Quite obviously, the Congress will not have sufficient time to consider and to act on the studies and recommendations required by section 6(a), paragraph (4), before October 12, 1976. Because of this, we support enactment of H.R. 14469 to extend through September 30, 1977 the authority of the VA to enter into agreements with physicians and dentists to receive special pay

Thank you, Mr. Chairman, for this opportunity to present our views. We regret that more time was not available to develop the position of The American Legion on the measures under consideration

Mr. SATTERFIELD. The next witness will be Mr. Herman M. Finch of the University of Health Sciences, the Chicago Medical School. I believe he has someone with him whose name I did not get. Mr. Finch, we welcome you here this morning.

I should preface your remarks with this statement, while the bill dealing with the transfer of land in North Chicago was scheduled for hearing this morning, certain things are transpiring, which will probably delay the ultimate conclusion, nevertheless, we are happy to receive your testimony, since you are in Washington today, and it will be included in future hearings which we will hold this week and next week.

We are happy to receive your statement.

STATEMENT OF HERMAN M. FINCH, UNIVERSITY OF HEALTH SCIENCES, THE CHICAGO MEDICAL SCHOOL

Mr.

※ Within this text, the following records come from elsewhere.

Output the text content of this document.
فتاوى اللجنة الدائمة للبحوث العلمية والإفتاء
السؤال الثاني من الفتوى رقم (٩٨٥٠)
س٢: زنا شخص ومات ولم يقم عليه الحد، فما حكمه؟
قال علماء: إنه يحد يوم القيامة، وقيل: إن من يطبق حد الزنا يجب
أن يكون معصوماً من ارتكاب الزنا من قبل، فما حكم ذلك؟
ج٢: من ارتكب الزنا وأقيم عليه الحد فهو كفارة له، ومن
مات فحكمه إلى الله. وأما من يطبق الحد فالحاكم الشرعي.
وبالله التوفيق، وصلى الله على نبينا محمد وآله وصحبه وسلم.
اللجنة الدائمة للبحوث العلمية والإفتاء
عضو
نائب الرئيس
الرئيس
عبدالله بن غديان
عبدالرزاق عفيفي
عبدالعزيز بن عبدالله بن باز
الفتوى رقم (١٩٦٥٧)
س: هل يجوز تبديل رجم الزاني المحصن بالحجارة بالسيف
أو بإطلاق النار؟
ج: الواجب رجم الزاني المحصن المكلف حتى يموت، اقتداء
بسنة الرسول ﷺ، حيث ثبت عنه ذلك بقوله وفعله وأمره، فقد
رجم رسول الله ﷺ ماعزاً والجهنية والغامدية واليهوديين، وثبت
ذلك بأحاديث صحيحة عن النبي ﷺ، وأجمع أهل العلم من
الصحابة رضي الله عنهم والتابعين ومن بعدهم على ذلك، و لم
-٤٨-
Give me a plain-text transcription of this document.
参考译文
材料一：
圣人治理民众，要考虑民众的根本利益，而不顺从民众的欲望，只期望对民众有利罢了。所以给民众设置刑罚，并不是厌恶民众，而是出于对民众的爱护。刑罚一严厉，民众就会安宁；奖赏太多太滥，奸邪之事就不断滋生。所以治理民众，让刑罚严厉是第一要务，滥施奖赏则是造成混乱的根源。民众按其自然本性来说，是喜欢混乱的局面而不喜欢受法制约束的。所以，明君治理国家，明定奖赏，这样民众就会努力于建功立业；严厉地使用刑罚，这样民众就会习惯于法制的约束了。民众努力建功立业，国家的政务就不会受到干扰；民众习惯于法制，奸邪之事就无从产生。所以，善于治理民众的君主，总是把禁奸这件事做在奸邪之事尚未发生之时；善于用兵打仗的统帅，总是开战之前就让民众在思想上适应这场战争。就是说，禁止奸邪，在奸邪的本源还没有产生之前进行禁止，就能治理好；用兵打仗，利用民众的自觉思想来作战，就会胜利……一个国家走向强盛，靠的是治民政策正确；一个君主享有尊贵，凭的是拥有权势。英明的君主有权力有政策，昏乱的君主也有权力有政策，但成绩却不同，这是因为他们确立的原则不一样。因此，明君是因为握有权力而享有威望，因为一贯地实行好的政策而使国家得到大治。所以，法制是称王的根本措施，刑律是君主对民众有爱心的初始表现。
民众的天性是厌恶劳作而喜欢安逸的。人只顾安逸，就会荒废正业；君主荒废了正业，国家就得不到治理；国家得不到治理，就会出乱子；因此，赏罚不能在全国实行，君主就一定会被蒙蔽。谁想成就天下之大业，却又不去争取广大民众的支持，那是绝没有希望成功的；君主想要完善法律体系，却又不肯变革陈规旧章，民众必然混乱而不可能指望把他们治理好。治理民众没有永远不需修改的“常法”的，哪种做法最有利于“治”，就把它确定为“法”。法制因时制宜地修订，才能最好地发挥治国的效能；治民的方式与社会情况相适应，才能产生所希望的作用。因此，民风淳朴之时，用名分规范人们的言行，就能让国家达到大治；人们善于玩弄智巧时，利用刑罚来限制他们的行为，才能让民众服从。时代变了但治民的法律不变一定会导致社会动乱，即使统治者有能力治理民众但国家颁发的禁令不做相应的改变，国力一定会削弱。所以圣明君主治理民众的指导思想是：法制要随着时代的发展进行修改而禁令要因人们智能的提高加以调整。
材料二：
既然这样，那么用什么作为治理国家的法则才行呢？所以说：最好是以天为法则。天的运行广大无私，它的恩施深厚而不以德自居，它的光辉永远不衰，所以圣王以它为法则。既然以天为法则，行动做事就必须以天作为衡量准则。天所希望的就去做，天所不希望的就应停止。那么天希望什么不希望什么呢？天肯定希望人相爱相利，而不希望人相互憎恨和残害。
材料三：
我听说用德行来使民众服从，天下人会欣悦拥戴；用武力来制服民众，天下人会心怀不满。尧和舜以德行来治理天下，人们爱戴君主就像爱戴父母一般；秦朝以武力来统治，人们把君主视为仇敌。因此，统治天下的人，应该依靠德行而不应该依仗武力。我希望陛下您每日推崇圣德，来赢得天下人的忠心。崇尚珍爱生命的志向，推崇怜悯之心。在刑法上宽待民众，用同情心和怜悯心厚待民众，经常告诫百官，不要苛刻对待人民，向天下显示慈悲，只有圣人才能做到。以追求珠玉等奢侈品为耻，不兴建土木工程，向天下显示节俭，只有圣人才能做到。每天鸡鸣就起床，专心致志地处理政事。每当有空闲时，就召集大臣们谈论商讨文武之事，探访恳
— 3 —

FINCH. Thank you, Mr. Chairman. I come here to clarify really some points that may have been lost in deliberation, that you have on transfer of this land.

The land transfer was pursuant to an agreement between the North Chicago VA Hospital and our school some 2 years ago.

The decision of our university to move its campus from where it has been for 64 years in the center of Chicago came as a result of the liberation quite apart from any relationship with the veterans' hospital.